Hubo un instante de silencio durante el cual no oí más voces que las de algunas mujeres, entre las cuales reconocí la de la Primorosa, enronquecida por el continuo gritar… En aquel breve respiro me aparté de la ventana; pude observar el pánico de mis amigos y de las demás personas que llenaban la salita, a saber: nuestra patrona, Escolástica, otras dos mujeres y el hijo de aquélla, un niño de diez años llamado familiarmente Polo (Hipólito), travieso, espiritual, ávido de juguetes y diabluras patrióticas.

Súbitos disparos de cañón y fusilería nos aterraron. Creyérase que a nuestros pies reventaba un volcán. Las mujeres prorrumpieron en pavorosos chillidos e invocaciones a la Divinidad. Vi entonces que el inocente y el pacífico y angelical curita don Celestino se enardecía, se transfiguraba, como si en su mísero cuerpo se hubiera introducido un alma bravía, desalojando el alma de mansedumbre… Asomábase al balcón, retrocedía con espanto, volvía los ojos a la imagen de la Virgen y en sus labios se tropezaban al salir la plegaria y la imprecación. Así hablaba el buen clérigo: «¡Jesús, María y Santiago nos amparen! ¿No oís el grito de los pocos que aún viven? ¿No veis el arranque de esas bravas mujeres?… ¡Oh! Yo tiemblo…, sostenedme… No, no, dejadme que coja un fusil… Gabriel…, y tú también, también tú, Polo, y tú Inés, y vosotras, vamos todos a la calle… Asómate, Gabriel, verás que los hombres que hacían fuego desde la tapia han perecido todos. No importa. Cada muerto no significa mas si no que un fusil cambia de mano… Mirad: avanza la artillería francesa… Ah, perros, todavía somos muchos, aunque seamos pocos…, venid, entrad… España tiene todavía piedras en sus calles para acabar con vosotros…».

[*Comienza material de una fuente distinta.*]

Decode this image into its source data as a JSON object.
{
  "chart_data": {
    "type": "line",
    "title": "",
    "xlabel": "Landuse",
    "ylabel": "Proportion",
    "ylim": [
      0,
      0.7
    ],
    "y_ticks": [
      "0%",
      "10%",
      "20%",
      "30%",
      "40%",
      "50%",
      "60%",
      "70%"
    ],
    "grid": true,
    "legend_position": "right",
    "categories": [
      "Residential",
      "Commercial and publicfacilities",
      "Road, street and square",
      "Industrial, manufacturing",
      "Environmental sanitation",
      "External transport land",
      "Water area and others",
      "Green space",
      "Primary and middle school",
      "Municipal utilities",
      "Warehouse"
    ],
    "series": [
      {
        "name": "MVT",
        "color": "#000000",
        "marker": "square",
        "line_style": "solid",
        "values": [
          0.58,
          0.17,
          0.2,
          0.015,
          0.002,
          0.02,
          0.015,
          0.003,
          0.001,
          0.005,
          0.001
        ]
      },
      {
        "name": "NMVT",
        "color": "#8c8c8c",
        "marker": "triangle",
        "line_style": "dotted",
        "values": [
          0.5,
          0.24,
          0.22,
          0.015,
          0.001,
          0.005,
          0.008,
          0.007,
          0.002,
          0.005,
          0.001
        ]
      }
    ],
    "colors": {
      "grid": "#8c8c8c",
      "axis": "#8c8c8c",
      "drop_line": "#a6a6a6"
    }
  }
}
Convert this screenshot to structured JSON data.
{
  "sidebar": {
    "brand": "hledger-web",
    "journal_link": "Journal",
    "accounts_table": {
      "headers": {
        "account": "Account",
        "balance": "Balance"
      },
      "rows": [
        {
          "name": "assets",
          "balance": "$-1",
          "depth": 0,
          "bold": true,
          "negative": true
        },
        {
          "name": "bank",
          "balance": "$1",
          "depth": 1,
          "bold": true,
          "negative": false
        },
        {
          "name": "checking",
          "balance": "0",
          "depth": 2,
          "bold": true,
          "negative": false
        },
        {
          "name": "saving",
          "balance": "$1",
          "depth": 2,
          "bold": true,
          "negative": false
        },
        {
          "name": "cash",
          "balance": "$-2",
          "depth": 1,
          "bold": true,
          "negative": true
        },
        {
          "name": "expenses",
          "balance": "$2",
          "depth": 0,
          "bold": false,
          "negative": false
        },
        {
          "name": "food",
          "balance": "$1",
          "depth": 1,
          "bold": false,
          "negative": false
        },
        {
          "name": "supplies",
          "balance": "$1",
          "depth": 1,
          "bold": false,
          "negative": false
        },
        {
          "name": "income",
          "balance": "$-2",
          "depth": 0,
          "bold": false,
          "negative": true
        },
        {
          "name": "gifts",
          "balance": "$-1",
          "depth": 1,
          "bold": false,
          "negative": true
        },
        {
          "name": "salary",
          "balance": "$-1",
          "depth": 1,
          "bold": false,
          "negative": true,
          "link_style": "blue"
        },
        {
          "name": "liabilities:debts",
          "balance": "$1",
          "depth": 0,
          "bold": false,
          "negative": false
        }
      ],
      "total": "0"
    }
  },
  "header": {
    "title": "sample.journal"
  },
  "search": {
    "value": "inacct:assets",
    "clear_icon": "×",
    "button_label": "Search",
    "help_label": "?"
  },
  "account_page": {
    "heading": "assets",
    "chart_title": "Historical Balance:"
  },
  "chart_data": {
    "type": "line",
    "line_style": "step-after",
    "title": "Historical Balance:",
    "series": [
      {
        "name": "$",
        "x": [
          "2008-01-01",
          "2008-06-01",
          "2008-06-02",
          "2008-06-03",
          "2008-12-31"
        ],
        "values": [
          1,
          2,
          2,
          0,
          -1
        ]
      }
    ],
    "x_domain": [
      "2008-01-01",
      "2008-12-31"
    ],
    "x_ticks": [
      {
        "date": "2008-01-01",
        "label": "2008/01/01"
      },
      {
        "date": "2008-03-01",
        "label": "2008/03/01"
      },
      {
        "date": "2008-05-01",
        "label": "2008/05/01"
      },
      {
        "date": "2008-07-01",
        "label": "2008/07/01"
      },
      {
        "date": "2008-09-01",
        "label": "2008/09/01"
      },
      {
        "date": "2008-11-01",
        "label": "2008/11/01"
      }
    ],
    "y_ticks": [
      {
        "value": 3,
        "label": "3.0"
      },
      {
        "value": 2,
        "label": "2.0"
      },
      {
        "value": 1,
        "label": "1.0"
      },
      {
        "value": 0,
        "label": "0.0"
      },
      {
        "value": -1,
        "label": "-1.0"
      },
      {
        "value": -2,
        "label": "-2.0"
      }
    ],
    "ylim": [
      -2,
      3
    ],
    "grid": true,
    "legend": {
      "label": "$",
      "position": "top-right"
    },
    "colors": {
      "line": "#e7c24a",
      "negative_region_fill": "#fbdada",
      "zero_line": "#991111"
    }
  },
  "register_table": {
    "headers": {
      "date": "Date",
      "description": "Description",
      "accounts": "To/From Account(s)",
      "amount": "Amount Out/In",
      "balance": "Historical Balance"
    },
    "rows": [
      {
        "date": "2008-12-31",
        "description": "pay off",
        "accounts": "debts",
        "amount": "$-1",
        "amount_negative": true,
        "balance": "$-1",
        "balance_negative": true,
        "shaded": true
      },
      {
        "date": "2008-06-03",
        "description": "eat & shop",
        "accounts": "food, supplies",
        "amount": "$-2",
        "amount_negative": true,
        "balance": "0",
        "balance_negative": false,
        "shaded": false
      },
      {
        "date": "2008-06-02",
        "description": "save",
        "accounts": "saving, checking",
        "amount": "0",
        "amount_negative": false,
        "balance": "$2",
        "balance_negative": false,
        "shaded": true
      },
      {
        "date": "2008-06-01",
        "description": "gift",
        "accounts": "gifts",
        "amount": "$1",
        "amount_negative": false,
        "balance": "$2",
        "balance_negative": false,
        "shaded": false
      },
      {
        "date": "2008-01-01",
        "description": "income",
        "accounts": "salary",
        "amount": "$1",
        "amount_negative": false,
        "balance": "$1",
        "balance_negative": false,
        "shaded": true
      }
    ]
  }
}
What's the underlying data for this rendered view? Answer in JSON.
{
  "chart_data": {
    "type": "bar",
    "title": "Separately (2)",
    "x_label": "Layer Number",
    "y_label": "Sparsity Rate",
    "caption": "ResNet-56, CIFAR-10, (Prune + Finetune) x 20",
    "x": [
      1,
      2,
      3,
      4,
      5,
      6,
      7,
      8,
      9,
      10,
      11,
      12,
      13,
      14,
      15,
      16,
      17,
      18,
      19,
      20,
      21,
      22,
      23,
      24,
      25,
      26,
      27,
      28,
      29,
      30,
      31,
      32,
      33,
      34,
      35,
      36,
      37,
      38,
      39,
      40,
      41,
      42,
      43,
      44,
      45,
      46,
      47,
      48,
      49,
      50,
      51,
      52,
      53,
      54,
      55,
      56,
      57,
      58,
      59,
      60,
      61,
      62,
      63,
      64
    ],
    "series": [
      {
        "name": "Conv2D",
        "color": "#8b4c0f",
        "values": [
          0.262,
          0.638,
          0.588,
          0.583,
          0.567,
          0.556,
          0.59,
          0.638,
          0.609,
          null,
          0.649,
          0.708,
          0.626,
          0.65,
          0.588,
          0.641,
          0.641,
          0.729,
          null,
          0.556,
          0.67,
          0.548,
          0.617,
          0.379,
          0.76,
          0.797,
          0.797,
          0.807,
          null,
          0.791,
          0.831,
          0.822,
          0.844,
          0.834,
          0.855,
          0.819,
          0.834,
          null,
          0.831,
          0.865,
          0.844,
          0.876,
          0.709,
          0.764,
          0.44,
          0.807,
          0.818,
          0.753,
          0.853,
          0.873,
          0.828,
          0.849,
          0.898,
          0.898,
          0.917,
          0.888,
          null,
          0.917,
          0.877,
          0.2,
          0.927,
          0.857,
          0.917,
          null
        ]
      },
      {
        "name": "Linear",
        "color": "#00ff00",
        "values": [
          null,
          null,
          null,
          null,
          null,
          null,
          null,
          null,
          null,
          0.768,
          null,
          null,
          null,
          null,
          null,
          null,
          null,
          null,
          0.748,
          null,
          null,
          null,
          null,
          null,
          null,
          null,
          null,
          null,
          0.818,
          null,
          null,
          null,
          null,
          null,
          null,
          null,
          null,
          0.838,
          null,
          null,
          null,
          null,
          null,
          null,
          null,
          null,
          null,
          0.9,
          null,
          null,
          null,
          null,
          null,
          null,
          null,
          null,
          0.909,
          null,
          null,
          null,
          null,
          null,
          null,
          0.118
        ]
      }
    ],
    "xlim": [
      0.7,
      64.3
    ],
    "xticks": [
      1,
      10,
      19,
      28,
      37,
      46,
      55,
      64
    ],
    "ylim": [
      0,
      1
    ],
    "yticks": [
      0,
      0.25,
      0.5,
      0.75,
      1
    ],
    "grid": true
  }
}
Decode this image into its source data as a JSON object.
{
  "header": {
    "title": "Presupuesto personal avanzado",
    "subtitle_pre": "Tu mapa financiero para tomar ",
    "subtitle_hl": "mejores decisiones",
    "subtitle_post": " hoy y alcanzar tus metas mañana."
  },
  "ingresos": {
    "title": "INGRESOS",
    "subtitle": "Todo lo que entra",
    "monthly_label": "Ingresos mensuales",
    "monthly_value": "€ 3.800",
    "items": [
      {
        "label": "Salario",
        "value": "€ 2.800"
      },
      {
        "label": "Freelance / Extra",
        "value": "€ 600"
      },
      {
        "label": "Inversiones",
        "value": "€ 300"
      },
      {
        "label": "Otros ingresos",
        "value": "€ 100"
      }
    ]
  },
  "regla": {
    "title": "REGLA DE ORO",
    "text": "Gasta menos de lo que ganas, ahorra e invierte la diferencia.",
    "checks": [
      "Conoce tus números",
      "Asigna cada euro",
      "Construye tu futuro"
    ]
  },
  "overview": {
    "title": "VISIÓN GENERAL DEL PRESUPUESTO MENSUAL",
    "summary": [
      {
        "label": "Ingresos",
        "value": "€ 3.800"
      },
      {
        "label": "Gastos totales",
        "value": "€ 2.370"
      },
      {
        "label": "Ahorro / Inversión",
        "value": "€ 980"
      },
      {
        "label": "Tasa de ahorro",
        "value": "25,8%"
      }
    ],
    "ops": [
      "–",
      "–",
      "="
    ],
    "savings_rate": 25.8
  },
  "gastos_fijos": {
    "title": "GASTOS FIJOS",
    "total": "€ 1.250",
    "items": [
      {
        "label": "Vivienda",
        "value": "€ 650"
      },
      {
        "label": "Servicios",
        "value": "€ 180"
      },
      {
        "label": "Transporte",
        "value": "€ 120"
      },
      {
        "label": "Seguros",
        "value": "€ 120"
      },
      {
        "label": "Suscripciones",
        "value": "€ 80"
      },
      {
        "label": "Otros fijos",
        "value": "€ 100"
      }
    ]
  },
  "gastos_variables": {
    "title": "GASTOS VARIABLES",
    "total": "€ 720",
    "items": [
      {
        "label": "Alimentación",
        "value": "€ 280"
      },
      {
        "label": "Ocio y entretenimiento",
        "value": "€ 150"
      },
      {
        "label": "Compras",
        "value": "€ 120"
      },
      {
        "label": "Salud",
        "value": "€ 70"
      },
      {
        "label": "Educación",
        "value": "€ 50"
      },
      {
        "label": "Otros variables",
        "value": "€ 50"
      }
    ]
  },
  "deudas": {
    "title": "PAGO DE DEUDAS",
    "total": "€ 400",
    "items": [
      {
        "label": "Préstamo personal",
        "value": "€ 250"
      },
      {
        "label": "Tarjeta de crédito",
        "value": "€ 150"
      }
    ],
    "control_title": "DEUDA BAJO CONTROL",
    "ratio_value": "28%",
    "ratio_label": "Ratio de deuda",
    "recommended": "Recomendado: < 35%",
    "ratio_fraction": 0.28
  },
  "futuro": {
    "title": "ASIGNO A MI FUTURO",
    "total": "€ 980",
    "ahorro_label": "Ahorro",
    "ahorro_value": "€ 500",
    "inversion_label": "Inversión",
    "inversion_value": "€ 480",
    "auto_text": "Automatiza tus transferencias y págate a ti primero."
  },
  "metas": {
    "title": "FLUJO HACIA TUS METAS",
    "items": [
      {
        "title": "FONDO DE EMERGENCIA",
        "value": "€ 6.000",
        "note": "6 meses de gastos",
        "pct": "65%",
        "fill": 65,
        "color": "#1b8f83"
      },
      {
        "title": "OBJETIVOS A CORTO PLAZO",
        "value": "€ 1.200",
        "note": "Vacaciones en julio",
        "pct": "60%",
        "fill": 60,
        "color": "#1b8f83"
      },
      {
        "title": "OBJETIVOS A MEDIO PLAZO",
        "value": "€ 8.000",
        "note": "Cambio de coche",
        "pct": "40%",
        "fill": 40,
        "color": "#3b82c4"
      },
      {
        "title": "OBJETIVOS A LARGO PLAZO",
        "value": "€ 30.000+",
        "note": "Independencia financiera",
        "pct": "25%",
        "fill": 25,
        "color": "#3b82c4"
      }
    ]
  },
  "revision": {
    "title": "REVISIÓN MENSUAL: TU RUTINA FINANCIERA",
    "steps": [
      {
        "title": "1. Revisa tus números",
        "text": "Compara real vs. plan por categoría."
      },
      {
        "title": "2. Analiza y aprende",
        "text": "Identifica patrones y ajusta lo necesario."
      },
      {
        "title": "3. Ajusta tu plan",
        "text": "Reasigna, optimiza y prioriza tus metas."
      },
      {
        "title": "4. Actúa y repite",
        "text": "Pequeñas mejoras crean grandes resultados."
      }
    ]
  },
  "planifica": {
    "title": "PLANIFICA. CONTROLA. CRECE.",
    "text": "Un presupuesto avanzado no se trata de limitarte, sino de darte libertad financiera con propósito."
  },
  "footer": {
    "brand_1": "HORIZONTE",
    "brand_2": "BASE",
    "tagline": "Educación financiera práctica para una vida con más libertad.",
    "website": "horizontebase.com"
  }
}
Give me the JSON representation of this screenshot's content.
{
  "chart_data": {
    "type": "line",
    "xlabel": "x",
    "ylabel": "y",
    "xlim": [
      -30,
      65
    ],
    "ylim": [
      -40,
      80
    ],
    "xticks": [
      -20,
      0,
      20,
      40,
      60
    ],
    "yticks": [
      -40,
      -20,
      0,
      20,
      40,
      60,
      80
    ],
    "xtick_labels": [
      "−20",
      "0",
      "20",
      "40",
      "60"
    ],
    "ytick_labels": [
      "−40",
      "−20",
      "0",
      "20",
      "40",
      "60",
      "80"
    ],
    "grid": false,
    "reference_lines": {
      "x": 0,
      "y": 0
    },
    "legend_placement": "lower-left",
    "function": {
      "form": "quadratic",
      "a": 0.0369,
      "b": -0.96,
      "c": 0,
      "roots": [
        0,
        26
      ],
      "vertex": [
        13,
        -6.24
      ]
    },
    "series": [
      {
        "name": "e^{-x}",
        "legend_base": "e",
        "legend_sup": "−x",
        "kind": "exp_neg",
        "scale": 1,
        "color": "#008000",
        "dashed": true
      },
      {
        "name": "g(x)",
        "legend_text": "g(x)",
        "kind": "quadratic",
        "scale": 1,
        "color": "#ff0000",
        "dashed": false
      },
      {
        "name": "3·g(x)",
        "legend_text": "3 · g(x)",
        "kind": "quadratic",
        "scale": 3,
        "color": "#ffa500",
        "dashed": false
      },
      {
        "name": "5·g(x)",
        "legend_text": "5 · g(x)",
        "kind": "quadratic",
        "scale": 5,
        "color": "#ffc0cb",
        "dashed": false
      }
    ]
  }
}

Y volviéndose a mí, y sacudiendo mi brazo y el del inocente Polo, gritaba: «¡Ah, si yo tuviera veinte años como vosotros…! Gabriel, Polo, ¿sabéis lo que es el deber…? ¿Sabéis lo que es el honor? Pues para que lo sepáis, oíd. Yo, que soy un viejo inútil; yo, que nunca he visto un combate; yo, que jamás he disparado un tiro ni aun para cazar; yo, que en mi vida he peleado con nadie; yo, que no puedo ver matar un pollo; yo, que siempre he tenido miedo a todo; yo, que ahora tiemblo como una liebre y a cada tiro que oigo parece que entrego el alma al Señor, voy a bajar al instante a la calle no con armas, porque armas no me corresponden, sino con mi persona consagrada para decir: “Españoles, muramos todos antes que rendirnos a esta canalla”».

Abrazáronse a él las mujeres, llorando para contener su loco frenesí. Yo no pude contenerme más. Salí como un rayo. Escaleras abajo sentí tras de mí un golpeteo de pasos infantiles. Era Polo, que no descendía, sino rodaba de escalón en escalón… Pero no pudo alcanzarme.